Browse Publications Technical Papers 2008-01-0287
2008-04-14

Superelement, Component Mode Synthesis, and Automated Multilevel Substructuring for Rapid Vehicle Development 2008-01-0287

This paper presents the new techniques/methods being used for the rapid vehicle development and system level performance assessment. It consists of two parts: the first part presents the automated multilevel substructuring (AMLS) technique, which greatly reduces the computational demands of larger finite element models with millions of degrees of freedom(DOF) and extends the capabilities to higher frequencies and higher level of accuracy; the second part is on the superelement in conjunction with the Component Mode Synthesis (CMS) and also Automated Component Mode Synthesis (ACMS) techniques. In superelement, a full vehicle model is divided into components such as Body-in-white, Front cradle/chassis, Rear cradle/chassis, Exhaust, Engine, Transmission, Driveline, Front suspension, Rear suspension, Brake, Seats, Instrument panel, Steering system, tires, etc. with each piece represented by reduced stiffness, mass, and damping matrices.

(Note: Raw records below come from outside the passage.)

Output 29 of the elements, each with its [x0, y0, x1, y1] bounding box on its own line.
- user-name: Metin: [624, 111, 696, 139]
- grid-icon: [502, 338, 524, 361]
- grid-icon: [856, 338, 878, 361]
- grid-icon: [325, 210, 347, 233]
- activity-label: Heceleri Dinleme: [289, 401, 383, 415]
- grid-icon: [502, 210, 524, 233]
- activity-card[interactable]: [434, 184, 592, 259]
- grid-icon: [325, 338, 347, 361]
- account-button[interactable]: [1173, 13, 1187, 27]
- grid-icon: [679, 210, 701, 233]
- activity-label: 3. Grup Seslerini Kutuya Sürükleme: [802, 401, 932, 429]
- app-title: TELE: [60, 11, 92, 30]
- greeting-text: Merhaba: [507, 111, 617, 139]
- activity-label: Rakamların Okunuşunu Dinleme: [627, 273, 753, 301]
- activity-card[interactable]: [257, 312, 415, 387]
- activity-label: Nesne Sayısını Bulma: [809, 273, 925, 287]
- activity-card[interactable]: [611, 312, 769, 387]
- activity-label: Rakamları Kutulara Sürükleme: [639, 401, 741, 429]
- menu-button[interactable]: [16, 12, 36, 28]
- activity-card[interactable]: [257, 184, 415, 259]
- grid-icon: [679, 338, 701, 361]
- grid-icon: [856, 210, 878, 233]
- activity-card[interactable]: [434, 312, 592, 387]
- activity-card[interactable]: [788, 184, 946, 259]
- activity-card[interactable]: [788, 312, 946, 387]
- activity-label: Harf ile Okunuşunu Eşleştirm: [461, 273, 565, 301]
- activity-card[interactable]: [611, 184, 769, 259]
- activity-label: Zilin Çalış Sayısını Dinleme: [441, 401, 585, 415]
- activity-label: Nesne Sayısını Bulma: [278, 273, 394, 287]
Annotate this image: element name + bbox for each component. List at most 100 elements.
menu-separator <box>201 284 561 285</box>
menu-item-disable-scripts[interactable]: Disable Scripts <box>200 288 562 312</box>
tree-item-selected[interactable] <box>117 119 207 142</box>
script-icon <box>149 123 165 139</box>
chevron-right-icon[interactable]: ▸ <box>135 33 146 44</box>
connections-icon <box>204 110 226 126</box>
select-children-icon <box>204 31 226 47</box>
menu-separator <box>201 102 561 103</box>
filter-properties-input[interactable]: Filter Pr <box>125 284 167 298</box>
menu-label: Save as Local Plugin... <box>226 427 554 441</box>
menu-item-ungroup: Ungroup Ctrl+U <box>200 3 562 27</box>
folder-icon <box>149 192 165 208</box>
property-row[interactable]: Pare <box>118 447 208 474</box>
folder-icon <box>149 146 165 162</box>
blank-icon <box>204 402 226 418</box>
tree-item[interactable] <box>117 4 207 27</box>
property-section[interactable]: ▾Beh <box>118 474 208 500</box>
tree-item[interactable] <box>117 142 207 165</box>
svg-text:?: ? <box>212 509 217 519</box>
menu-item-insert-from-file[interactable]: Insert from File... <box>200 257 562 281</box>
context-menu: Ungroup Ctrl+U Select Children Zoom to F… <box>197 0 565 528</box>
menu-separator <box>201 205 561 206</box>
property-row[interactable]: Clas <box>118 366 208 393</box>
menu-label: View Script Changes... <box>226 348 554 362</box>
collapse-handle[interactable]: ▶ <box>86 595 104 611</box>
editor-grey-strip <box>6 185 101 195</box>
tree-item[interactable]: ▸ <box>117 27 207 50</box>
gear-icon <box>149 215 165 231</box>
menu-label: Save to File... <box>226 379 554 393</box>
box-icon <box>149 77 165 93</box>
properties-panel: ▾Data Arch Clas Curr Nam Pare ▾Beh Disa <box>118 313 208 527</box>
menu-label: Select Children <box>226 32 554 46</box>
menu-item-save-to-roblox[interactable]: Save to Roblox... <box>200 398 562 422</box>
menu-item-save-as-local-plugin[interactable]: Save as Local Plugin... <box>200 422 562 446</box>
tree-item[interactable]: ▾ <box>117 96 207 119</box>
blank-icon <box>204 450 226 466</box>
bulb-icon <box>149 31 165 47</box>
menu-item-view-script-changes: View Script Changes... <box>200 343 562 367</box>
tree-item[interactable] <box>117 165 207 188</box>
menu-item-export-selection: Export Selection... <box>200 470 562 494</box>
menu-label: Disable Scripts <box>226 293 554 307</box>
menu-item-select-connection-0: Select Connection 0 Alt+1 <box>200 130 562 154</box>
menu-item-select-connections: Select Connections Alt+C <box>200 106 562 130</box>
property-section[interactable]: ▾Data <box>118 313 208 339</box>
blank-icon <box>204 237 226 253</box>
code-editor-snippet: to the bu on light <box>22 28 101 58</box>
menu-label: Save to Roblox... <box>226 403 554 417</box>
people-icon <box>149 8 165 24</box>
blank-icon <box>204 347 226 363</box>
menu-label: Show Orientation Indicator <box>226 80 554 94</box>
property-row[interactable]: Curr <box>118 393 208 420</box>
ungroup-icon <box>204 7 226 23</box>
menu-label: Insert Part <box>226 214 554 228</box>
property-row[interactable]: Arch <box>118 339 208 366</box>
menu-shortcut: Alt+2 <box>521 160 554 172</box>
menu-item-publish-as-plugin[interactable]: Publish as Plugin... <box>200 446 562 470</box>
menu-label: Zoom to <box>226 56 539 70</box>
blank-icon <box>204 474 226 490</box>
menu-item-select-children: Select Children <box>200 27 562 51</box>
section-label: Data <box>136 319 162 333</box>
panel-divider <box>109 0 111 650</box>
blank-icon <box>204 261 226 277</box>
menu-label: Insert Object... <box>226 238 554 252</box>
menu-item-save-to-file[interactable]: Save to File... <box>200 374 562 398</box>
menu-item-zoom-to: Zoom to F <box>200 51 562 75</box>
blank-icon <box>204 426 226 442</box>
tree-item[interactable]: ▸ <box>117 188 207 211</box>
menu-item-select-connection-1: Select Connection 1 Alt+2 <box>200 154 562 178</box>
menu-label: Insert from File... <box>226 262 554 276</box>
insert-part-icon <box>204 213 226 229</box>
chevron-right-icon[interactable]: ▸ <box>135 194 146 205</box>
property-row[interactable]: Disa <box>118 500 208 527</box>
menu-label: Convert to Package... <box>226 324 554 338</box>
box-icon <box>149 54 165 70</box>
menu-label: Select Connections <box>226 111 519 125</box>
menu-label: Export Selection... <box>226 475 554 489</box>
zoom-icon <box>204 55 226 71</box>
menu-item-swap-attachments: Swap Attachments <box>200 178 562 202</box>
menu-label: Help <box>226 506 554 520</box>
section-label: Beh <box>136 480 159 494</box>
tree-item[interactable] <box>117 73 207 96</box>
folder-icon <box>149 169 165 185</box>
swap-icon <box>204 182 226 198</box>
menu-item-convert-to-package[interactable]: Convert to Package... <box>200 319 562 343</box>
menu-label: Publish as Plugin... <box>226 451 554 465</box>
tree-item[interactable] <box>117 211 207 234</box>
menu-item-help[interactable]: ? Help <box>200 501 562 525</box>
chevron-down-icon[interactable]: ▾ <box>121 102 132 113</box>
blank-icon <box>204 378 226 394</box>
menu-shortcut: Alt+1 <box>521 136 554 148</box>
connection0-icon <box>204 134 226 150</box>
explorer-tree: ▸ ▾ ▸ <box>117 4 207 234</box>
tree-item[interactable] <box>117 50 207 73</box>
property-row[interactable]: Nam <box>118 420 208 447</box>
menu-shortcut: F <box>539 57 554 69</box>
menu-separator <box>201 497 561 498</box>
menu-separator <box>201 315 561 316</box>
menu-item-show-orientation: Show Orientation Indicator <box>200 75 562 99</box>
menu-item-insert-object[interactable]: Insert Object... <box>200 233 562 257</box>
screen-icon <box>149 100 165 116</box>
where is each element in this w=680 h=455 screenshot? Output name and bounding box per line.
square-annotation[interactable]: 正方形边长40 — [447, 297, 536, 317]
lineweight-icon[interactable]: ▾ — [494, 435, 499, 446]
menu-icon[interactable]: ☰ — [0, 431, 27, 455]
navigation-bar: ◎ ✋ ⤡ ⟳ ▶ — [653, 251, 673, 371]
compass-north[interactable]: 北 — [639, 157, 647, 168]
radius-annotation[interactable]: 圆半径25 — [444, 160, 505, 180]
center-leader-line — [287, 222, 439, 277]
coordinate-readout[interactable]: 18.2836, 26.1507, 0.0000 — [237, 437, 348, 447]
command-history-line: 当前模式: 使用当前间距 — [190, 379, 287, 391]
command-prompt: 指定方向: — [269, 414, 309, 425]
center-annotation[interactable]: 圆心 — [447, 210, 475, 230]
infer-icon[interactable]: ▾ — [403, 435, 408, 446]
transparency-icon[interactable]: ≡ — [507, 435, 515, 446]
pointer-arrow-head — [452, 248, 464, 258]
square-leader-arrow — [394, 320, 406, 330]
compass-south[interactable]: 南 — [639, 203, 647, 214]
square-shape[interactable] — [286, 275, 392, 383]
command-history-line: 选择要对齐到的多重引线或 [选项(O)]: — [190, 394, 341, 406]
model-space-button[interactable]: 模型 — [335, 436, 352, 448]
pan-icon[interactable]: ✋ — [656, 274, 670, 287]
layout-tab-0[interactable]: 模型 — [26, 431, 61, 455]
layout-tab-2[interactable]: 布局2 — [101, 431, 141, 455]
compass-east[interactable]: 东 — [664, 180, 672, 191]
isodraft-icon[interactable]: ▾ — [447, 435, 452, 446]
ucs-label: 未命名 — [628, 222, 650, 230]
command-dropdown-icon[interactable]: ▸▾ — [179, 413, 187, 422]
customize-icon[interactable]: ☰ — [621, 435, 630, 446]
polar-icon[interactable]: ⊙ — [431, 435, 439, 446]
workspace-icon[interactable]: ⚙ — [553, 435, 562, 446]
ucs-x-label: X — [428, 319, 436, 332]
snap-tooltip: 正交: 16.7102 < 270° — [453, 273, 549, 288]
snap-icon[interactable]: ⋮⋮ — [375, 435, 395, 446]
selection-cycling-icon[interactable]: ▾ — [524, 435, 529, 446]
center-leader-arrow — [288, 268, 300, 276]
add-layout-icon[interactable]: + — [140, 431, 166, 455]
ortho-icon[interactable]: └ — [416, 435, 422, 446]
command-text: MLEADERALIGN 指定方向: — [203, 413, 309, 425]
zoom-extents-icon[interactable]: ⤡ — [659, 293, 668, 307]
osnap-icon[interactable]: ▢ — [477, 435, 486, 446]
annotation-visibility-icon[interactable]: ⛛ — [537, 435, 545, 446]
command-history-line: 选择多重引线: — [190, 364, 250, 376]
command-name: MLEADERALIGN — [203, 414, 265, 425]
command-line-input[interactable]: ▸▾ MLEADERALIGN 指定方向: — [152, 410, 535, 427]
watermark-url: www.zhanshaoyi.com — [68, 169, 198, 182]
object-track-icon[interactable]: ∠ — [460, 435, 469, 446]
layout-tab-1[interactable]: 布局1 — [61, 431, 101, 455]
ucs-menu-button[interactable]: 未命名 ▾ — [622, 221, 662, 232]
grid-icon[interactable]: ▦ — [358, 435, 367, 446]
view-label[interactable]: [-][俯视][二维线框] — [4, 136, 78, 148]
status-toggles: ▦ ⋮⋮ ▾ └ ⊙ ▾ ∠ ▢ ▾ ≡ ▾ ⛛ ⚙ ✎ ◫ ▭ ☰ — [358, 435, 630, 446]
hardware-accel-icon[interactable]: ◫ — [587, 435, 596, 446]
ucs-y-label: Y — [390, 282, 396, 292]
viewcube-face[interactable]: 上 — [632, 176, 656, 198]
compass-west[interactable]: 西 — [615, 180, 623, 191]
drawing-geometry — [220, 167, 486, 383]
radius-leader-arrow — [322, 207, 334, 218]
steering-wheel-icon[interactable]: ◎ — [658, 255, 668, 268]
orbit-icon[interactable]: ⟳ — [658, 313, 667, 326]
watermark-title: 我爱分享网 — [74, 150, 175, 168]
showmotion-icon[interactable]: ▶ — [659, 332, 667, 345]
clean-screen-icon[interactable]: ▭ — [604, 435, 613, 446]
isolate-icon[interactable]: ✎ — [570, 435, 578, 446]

Super-element has the advantage that matrices can be passed from one organization to another without revealing proprietary details or concern. This virtual technique is very efficient, economical and versatile for the automotive and aerospace applications. The component mode synthesis is a form of superelement dynamic reduction wherein matrices are defined in terms of modal co-ordinates (corresponding to the superelement modes) and physical co-ordinates(corresponding to grids on the superelement boundaries). In the AMLS method, the structure is recursively divided into thousands of superelements/substructures and eigenvectors associated with these subdomains are used to represent the structure's response rather than the traditional global eigenvectors. Reduction of the finite element discretization is based on many small, local, inexpensive eigenvalue problems. The mobility at various interfaces between body and other components, and acoustic sensitivity response at driver's ear are presented for a five million DOF and 4.8 million DOF vehicles. A comparative study of CPU time and Elapsed(wall-clock) time for different methods and number of CPUs are presented. It is concluded that the methods such as AMLS/ACMS, and acoustic superelement in conjunction with CMS are very cost effective and 4 to 6 times faster than the use of conventional techniques.